Elektroautos erfreuen sich hoher politischer und mittlerweile in
vielen Ländern auch finanzieller Protektion in Form von Kaufprämien.
Allein: Die Autofahrer wollen nicht so recht.
"Elektromobilität ist
wie Ketchup: Du schüttelst und schüttelst und du weißt, irgendwann
kommt was. Aber du weißt nicht wann und wie viel", konstatierte
unlängst der Daimler-Entwicklungschef Ola Källenius.
Auch der Automobilhandel tut sich noch schwer mit dem Thema
"Elektromobilität". Immer wieder berichten potenzielle Käufer, dass
ihnen im Autohaus zwar die Elektromodelle gezeigt würden, der
Verkäufer dann aber am Schluss doch zum Kauf eines konventionell
angetriebenen Fahrzeugs rate. Sicher schwingt da die Angst mit, dass
der Käufer eines Elektrofahrzeugs im Alltagsbetrieb von der nach wie
vor geringen Reichweite dieser Fahrzeuge negativ überrascht wird und
dann die Schuld beim Verkäufer sucht, der ihn schlecht beraten hätte.
Da geht man lieber den sicheren Weg: Wenn man einen Benziner oder
Diesel verkauft, weiß man, was man hat.
Trotz der nachvollziehbaren Zurückhaltung: Der Automobilhandel muss
sich dem Verkauf von Elektrofahrzeugen öffnen, denn die Hersteller
werden in den nächsten Jahren ihr Angebot beträchtlich erweitern,
weil nur so die künftigen gültigen CO2-Grenzwerte erreicht werden.
Dabei sollte man die Elektromobilität durchaus auch alsChance sehen,
für neue, vor allem urbane und jüngere Zielgruppen interessant zu
werden, die mit der konventionellen Antriebstechnik nichts mehr am
Hut haben. Denn Elektroautos -Tesla macht es der Branche vor - haben
durchaus auch etwas mit Life-Style zu tun. Und das vor allem dann,
wenn die Fahrzeuge mit innovativen und interessanten IT-Features
ausgestattet werden. Als gelegentlicher Fahrer eines Tesla Model X
mache ich zum Beispiel die Feststellung, dass Kinder sich die Nase an
der Scheibe plattdrücken. Früher hat man das gemacht, um auf den
Tachometer zu schauen und zu sehen, wie schnell ein Auto fährt. Heute
ist es der 17-Zoll-Touchscreen, der das Interesse und die
Begeisterung der Kids weckt. Oder nehmen wir die Overthe-Air-Updates:
Viele jüngere Menschen finden das "cooler" als eine
Trockensumpfschmierung.
In der Konsequenz bedeutet das: Um Elektroautos erfolgreich zu
verkaufen, muss man nicht nur seine Produktkenntnisse erweitern,
sondern auch seinen Mindset als Verkäufer verändern. Man muss sich
auf Zielgruppen einstellen, die beim Kauf eines Autos anderes im Sinn
haben als PS und brachialen Sound. Wenn man das tut, hat man die
Chance, auch als Autohaus zum Kompetenzführer in Sachen
Elektromobilität zu werden. Andernfalls droht das Image zu verstauben
undam Ende steht man als der ewig Gestrige im Abseits. Eine
Herausforderung ist das E-Auto natürlich auch für den Service. Die
Ausbreitung der Elektromobilität wird den Trend zu rückläufigen
Wartungs-und Reparaturarbeiten in der Branche noch verstärken. Vor
allem der Verlust des Ölgeschäfts isteine echte Bedrohung für die
Profitabilität in der Werkstatt. Für das professionelle Autohaus
heißt das: Man muss heute langfristige Servicestrategien entwickeln.
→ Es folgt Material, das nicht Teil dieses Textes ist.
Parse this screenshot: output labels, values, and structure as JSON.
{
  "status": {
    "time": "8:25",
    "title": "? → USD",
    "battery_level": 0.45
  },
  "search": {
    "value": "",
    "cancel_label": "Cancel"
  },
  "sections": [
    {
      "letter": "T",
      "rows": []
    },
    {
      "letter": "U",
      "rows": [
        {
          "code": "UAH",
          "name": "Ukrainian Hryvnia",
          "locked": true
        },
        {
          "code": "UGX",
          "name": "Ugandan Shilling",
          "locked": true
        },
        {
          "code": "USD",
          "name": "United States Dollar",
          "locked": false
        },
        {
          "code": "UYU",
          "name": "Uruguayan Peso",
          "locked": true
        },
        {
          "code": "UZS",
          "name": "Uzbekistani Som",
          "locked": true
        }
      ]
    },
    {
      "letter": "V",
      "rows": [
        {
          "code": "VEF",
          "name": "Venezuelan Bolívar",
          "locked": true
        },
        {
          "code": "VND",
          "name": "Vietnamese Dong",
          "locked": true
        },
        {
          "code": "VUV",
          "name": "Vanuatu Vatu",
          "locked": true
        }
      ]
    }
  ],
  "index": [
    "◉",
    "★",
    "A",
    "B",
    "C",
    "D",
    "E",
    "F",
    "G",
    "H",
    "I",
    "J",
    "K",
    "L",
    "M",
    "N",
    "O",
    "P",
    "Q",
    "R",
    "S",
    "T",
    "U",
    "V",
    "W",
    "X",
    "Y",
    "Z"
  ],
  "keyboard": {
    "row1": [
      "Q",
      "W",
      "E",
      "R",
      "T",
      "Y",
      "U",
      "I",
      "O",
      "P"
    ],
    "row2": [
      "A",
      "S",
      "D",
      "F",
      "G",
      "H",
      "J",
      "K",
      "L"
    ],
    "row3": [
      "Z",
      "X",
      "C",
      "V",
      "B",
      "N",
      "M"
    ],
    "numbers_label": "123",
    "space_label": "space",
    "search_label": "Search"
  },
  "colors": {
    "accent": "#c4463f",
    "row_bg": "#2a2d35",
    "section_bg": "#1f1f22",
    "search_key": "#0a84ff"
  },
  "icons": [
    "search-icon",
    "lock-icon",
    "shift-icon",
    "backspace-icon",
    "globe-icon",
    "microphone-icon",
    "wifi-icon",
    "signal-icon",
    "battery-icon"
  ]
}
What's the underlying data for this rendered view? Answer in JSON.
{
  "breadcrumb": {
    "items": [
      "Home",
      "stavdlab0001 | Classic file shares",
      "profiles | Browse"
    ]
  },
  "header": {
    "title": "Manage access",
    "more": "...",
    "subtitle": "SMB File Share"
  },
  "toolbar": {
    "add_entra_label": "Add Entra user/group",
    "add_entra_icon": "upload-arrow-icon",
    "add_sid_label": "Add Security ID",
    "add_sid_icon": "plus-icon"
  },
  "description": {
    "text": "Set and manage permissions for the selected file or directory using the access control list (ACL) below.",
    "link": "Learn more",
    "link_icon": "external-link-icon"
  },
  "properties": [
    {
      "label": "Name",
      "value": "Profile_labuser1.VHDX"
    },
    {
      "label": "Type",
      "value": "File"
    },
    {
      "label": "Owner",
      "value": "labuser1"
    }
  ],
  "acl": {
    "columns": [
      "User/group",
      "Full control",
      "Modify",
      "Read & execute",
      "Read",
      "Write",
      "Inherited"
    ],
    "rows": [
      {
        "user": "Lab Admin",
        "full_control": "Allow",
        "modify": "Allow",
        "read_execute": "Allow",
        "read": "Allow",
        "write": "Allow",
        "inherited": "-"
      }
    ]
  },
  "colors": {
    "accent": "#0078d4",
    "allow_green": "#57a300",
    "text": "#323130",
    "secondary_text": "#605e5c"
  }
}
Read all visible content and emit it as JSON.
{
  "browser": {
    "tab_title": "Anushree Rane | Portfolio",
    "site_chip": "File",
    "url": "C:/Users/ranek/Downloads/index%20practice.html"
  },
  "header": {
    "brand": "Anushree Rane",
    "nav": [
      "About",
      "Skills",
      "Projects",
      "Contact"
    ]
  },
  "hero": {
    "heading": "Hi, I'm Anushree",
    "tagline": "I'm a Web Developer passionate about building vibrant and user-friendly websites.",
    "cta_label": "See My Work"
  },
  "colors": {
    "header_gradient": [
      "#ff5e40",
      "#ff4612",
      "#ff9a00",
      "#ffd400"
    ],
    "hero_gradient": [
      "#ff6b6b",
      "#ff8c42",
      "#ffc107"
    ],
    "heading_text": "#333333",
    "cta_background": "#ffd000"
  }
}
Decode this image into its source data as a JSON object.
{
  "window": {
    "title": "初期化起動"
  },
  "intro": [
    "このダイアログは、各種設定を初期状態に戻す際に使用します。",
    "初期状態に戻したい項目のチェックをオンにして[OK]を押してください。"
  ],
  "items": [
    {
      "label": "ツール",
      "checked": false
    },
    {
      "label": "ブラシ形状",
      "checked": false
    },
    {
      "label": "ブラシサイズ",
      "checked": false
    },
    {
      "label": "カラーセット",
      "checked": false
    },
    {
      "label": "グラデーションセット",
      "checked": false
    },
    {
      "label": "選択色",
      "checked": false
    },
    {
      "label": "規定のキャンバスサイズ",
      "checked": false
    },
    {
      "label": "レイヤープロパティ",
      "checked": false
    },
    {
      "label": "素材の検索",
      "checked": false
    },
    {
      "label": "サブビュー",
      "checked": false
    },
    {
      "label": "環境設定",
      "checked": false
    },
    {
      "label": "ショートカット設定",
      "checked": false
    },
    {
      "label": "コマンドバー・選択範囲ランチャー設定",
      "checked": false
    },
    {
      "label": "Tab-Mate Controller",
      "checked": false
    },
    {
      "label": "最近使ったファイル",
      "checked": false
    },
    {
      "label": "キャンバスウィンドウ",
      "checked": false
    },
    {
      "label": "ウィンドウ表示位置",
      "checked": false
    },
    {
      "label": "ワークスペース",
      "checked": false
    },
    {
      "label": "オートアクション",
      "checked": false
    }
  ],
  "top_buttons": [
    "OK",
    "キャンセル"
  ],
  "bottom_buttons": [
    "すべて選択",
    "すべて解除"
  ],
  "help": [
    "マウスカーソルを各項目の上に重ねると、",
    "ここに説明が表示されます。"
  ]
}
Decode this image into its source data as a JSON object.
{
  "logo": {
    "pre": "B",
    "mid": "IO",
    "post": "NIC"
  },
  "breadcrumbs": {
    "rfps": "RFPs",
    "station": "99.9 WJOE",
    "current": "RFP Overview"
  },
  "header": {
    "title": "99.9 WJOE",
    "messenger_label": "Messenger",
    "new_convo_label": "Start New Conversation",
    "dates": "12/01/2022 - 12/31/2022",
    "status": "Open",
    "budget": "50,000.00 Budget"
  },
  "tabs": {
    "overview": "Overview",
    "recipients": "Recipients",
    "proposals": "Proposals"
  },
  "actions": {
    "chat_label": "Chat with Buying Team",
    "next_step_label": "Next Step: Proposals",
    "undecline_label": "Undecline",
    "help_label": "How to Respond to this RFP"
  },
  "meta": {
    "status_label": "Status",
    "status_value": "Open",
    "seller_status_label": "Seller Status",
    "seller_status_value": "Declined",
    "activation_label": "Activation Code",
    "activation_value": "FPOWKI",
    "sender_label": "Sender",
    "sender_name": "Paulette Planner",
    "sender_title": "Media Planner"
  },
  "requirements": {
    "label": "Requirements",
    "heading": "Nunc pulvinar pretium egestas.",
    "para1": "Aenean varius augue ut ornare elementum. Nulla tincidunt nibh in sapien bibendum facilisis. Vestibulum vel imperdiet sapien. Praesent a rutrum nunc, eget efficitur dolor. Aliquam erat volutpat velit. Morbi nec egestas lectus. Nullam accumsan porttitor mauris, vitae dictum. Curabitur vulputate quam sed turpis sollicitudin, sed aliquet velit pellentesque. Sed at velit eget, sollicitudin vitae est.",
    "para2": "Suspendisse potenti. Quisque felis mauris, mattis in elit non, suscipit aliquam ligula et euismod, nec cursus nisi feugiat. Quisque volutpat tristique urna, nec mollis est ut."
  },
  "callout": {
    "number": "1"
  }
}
Dabei geht es darum, sich neue Geschäftsfelder zu erschließen oder
die vorhandenen zu stärken.
Nach wie vor werden im Aftersales viele Potenziale an Drittanbieter
verschenkt: Wie steht es zum Beispiel mit einem ganzheitlichen
Räder-und Reifenmanagement? Welche zusätzlichen Angebote kann man
beim Car Refreshing und der Werterhaltung der Fahrzeuge machen?
Bietet man Smart Repair wirklich aktiv an? Wie steht es mit der
Betreuung von Young-und Oldtimern? Schließlich könnte auch das
Geschäft mit Ladesäulen und deren regelmäßige Wartung für Autohäuser
interessant werden.
Der Trend in die Elektromobilität lässt sich nicht aufhalten. Erster
zu sein ist besser, als hinterher zu rennen. Als Autohändler ist man
also gut beraten, auch ein wenig an der Ketchup-Flasche
mitzuschütteln. Man wird sich schon nicht bekleckern!